Таким образом мистер Вегг весьма галантно вывернулся из затруднения, и не только вывернулся, но, постоянно повторяя с рыцарской деликатностью: "В присутствии миссис Боффин, сэр, нам лучше это оставить!" – перенес всю невыгоду положения на Боффина, который почувствовал, что провинился не на шутку.

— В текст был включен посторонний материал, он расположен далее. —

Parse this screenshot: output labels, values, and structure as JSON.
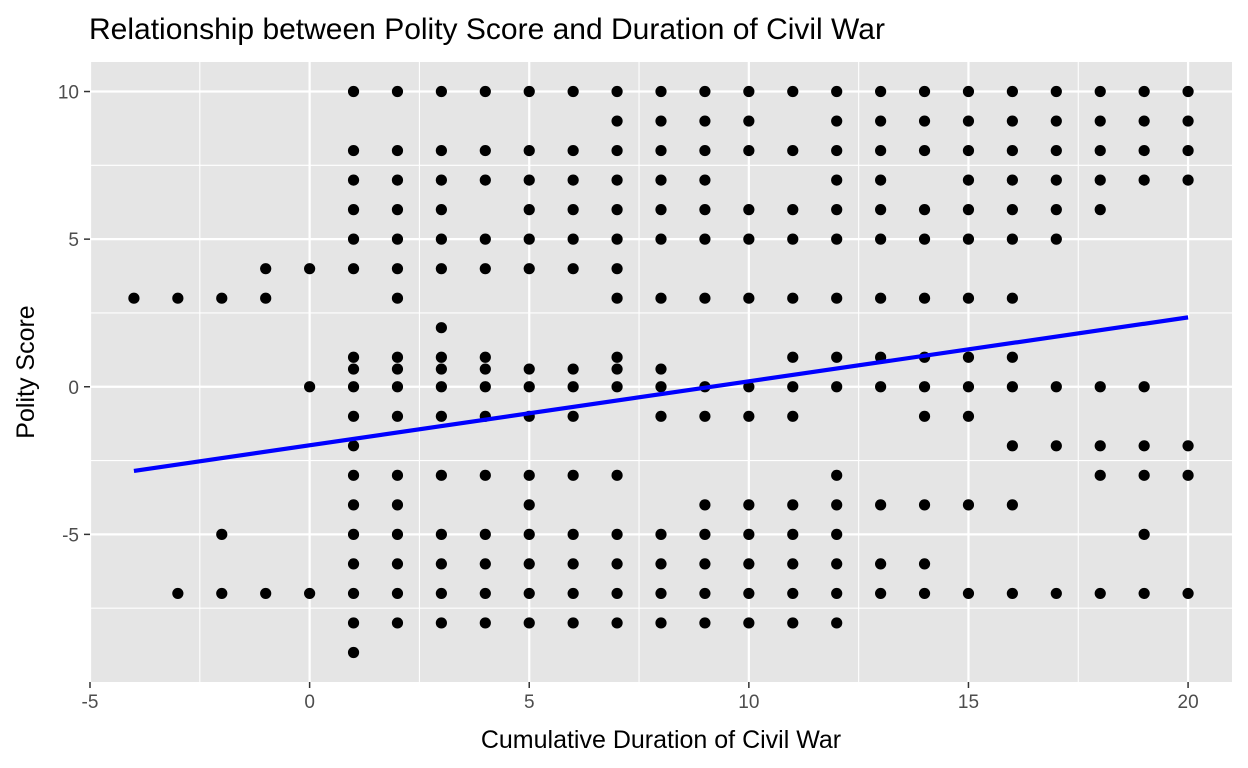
{
  "chart_data": {
    "type": "scatter",
    "title": "Relationship between Polity Score and Duration of Civil War",
    "xlabel": "Cumulative Duration of Civil War",
    "ylabel": "Polity Score",
    "xlim": [
      -5,
      21
    ],
    "ylim": [
      -10,
      11
    ],
    "x_ticks": [
      -5,
      0,
      5,
      10,
      15,
      20
    ],
    "y_ticks": [
      -5,
      0,
      5,
      10
    ],
    "x_tick_labels": [
      "-5",
      "0",
      "5",
      "10",
      "15",
      "20"
    ],
    "y_tick_labels": [
      "-5",
      "0",
      "5",
      "10"
    ],
    "grid": true,
    "colors": {
      "panel_background": "#e5e5e5",
      "grid": "#ffffff",
      "points": "#000000",
      "fit_line": "#0000ff"
    },
    "fit_line": {
      "x": [
        -4,
        20
      ],
      "y": [
        -2.85,
        2.35
      ]
    },
    "points": [
      [
        -4,
        3
      ],
      [
        -3,
        3
      ],
      [
        -3,
        -7
      ],
      [
        -2,
        3
      ],
      [
        -2,
        -5
      ],
      [
        -2,
        -7
      ],
      [
        -1,
        4
      ],
      [
        -1,
        3
      ],
      [
        -1,
        -7
      ],
      [
        0,
        4
      ],
      [
        0,
        0
      ],
      [
        0,
        -7
      ],
      [
        1,
        10
      ],
      [
        1,
        8
      ],
      [
        1,
        7
      ],
      [
        1,
        6
      ],
      [
        1,
        5
      ],
      [
        1,
        4
      ],
      [
        1,
        1
      ],
      [
        1,
        0.6
      ],
      [
        1,
        0
      ],
      [
        1,
        -1
      ],
      [
        1,
        -2
      ],
      [
        1,
        -3
      ],
      [
        1,
        -4
      ],
      [
        1,
        -5
      ],
      [
        1,
        -6
      ],
      [
        1,
        -7
      ],
      [
        1,
        -8
      ],
      [
        1,
        -9
      ],
      [
        2,
        10
      ],
      [
        2,
        8
      ],
      [
        2,
        7
      ],
      [
        2,
        6
      ],
      [
        2,
        5
      ],
      [
        2,
        4
      ],
      [
        2,
        3
      ],
      [
        2,
        1
      ],
      [
        2,
        0.6
      ],
      [
        2,
        0
      ],
      [
        2,
        -1
      ],
      [
        2,
        -3
      ],
      [
        2,
        -4
      ],
      [
        2,
        -5
      ],
      [
        2,
        -6
      ],
      [
        2,
        -7
      ],
      [
        2,
        -8
      ],
      [
        3,
        10
      ],
      [
        3,
        8
      ],
      [
        3,
        7
      ],
      [
        3,
        6
      ],
      [
        3,
        5
      ],
      [
        3,
        4
      ],
      [
        3,
        2
      ],
      [
        3,
        1
      ],
      [
        3,
        0.6
      ],
      [
        3,
        0
      ],
      [
        3,
        -1
      ],
      [
        3,
        -3
      ],
      [
        3,
        -5
      ],
      [
        3,
        -6
      ],
      [
        3,
        -7
      ],
      [
        3,
        -8
      ],
      [
        4,
        10
      ],
      [
        4,
        8
      ],
      [
        4,
        7
      ],
      [
        4,
        5
      ],
      [
        4,
        4
      ],
      [
        4,
        1
      ],
      [
        4,
        0.6
      ],
      [
        4,
        0
      ],
      [
        4,
        -1
      ],
      [
        4,
        -3
      ],
      [
        4,
        -5
      ],
      [
        4,
        -6
      ],
      [
        4,
        -7
      ],
      [
        4,
        -8
      ],
      [
        5,
        10
      ],
      [
        5,
        8
      ],
      [
        5,
        7
      ],
      [
        5,
        6
      ],
      [
        5,
        5
      ],
      [
        5,
        4
      ],
      [
        5,
        0.6
      ],
      [
        5,
        0
      ],
      [
        5,
        -1
      ],
      [
        5,
        -3
      ],
      [
        5,
        -4
      ],
      [
        5,
        -5
      ],
      [
        5,
        -6
      ],
      [
        5,
        -7
      ],
      [
        5,
        -8
      ],
      [
        6,
        10
      ],
      [
        6,
        8
      ],
      [
        6,
        7
      ],
      [
        6,
        6
      ],
      [
        6,
        5
      ],
      [
        6,
        4
      ],
      [
        6,
        0.6
      ],
      [
        6,
        0
      ],
      [
        6,
        -1
      ],
      [
        6,
        -3
      ],
      [
        6,
        -5
      ],
      [
        6,
        -6
      ],
      [
        6,
        -7
      ],
      [
        6,
        -8
      ],
      [
        7,
        10
      ],
      [
        7,
        9
      ],
      [
        7,
        8
      ],
      [
        7,
        7
      ],
      [
        7,
        6
      ],
      [
        7,
        5
      ],
      [
        7,
        4
      ],
      [
        7,
        3
      ],
      [
        7,
        1
      ],
      [
        7,
        0.6
      ],
      [
        7,
        0
      ],
      [
        7,
        -3
      ],
      [
        7,
        -5
      ],
      [
        7,
        -6
      ],
      [
        7,
        -7
      ],
      [
        7,
        -8
      ],
      [
        8,
        10
      ],
      [
        8,
        9
      ],
      [
        8,
        8
      ],
      [
        8,
        7
      ],
      [
        8,
        6
      ],
      [
        8,
        5
      ],
      [
        8,
        3
      ],
      [
        8,
        0.6
      ],
      [
        8,
        0
      ],
      [
        8,
        -1
      ],
      [
        8,
        -5
      ],
      [
        8,
        -6
      ],
      [
        8,
        -7
      ],
      [
        8,
        -8
      ],
      [
        9,
        10
      ],
      [
        9,
        9
      ],
      [
        9,
        8
      ],
      [
        9,
        7
      ],
      [
        9,
        6
      ],
      [
        9,
        5
      ],
      [
        9,
        3
      ],
      [
        9,
        0
      ],
      [
        9,
        -1
      ],
      [
        9,
        -4
      ],
      [
        9,
        -5
      ],
      [
        9,
        -6
      ],
      [
        9,
        -7
      ],
      [
        9,
        -8
      ],
      [
        10,
        10
      ],
      [
        10,
        9
      ],
      [
        10,
        8
      ],
      [
        10,
        6
      ],
      [
        10,
        5
      ],
      [
        10,
        3
      ],
      [
        10,
        0
      ],
      [
        10,
        -1
      ],
      [
        10,
        -4
      ],
      [
        10,
        -5
      ],
      [
        10,
        -6
      ],
      [
        10,
        -7
      ],
      [
        10,
        -8
      ],
      [
        11,
        10
      ],
      [
        11,
        8
      ],
      [
        11,
        6
      ],
      [
        11,
        5
      ],
      [
        11,
        3
      ],
      [
        11,
        1
      ],
      [
        11,
        0
      ],
      [
        11,
        -1
      ],
      [
        11,
        -4
      ],
      [
        11,
        -5
      ],
      [
        11,
        -6
      ],
      [
        11,
        -7
      ],
      [
        11,
        -8
      ],
      [
        12,
        10
      ],
      [
        12,
        9
      ],
      [
        12,
        8
      ],
      [
        12,
        7
      ],
      [
        12,
        6
      ],
      [
        12,
        5
      ],
      [
        12,
        3
      ],
      [
        12,
        1
      ],
      [
        12,
        0
      ],
      [
        12,
        -3
      ],
      [
        12,
        -4
      ],
      [
        12,
        -5
      ],
      [
        12,
        -6
      ],
      [
        12,
        -7
      ],
      [
        12,
        -8
      ],
      [
        13,
        10
      ],
      [
        13,
        9
      ],
      [
        13,
        8
      ],
      [
        13,
        7
      ],
      [
        13,
        6
      ],
      [
        13,
        5
      ],
      [
        13,
        3
      ],
      [
        13,
        1
      ],
      [
        13,
        0
      ],
      [
        13,
        -4
      ],
      [
        13,
        -6
      ],
      [
        13,
        -7
      ],
      [
        14,
        10
      ],
      [
        14,
        9
      ],
      [
        14,
        8
      ],
      [
        14,
        6
      ],
      [
        14,
        5
      ],
      [
        14,
        3
      ],
      [
        14,
        1
      ],
      [
        14,
        0
      ],
      [
        14,
        -1
      ],
      [
        14,
        -4
      ],
      [
        14,
        -6
      ],
      [
        14,
        -7
      ],
      [
        15,
        10
      ],
      [
        15,
        9
      ],
      [
        15,
        8
      ],
      [
        15,
        7
      ],
      [
        15,
        6
      ],
      [
        15,
        5
      ],
      [
        15,
        3
      ],
      [
        15,
        1
      ],
      [
        15,
        0
      ],
      [
        15,
        -1
      ],
      [
        15,
        -4
      ],
      [
        15,
        -7
      ],
      [
        16,
        10
      ],
      [
        16,
        9
      ],
      [
        16,
        8
      ],
      [
        16,
        7
      ],
      [
        16,
        6
      ],
      [
        16,
        5
      ],
      [
        16,
        3
      ],
      [
        16,
        1
      ],
      [
        16,
        0
      ],
      [
        16,
        -2
      ],
      [
        16,
        -4
      ],
      [
        16,
        -7
      ],
      [
        17,
        10
      ],
      [
        17,
        9
      ],
      [
        17,
        8
      ],
      [
        17,
        7
      ],
      [
        17,
        6
      ],
      [
        17,
        5
      ],
      [
        17,
        0
      ],
      [
        17,
        -2
      ],
      [
        17,
        -7
      ],
      [
        18,
        10
      ],
      [
        18,
        9
      ],
      [
        18,
        8
      ],
      [
        18,
        7
      ],
      [
        18,
        6
      ],
      [
        18,
        0
      ],
      [
        18,
        -2
      ],
      [
        18,
        -3
      ],
      [
        18,
        -7
      ],
      [
        19,
        10
      ],
      [
        19,
        9
      ],
      [
        19,
        8
      ],
      [
        19,
        7
      ],
      [
        19,
        0
      ],
      [
        19,
        -2
      ],
      [
        19,
        -3
      ],
      [
        19,
        -5
      ],
      [
        19,
        -7
      ],
      [
        20,
        10
      ],
      [
        20,
        9
      ],
      [
        20,
        8
      ],
      [
        20,
        7
      ],
      [
        20,
        -2
      ],
      [
        20,
        -3
      ],
      [
        20,
        -7
      ]
    ]
  }
}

Затем мистер Вегг сухо и непреклонно вступил в отправление своих обязанностей; он шел напролом и не разбирая дороги, какое бы препятствие ему ни встретилось; брал приступом трудные термины – и биографические и географические: несколько задержался перед Адрианом*, Траяном * и Антонинами*, споткнулся на Полибин (он произносил Полли Бий, так что мистер Боффин принял этого древнегреческого историка за римскую деву, а миссис Боффин обвинила именно его во всем том, из-за чего разговор отложили до другого раза); был выбит из седла Титом Антонином Пием; * снова взобрался на коня и бойко галопировал с Августом; * и, наконец, одержал победу вместе с Коммодом *, который, как решил мистер Боффин, судя по имени, был англичанином, но вел себя недостойно своего английского происхождения, и окончательно опозорил свое имя, правя римским народом. Смертью этого персонажа мистер Вегг и закончил свое первое чтение, но еще задолго до конца свеча миссис Боффин претерпела несколько полных затмений, скрываясь за черным бархатным диском, что могло бы вызвать пожарную тревогу, если бы миссис Боффин каждый раз не приводил в чувство сильный запах жженых перьев, неизменно сопровождавший это явление. Мистер Вегг, который читал механически, нисколько не задумываясь над текстом, вышел из борьбы свежим и бодрым; но мистер Боффин, который вскоре отложил недокуренную трубку и уже до самого конца сидел, сосредоточившись взглядом и мыслями на чудовищных преступлениях римлян, пострадал настолько серьезно, что у него едва хватило сил пожелать своему литературному другу спокойной ночи: он с трудом выговорил: "До завтра".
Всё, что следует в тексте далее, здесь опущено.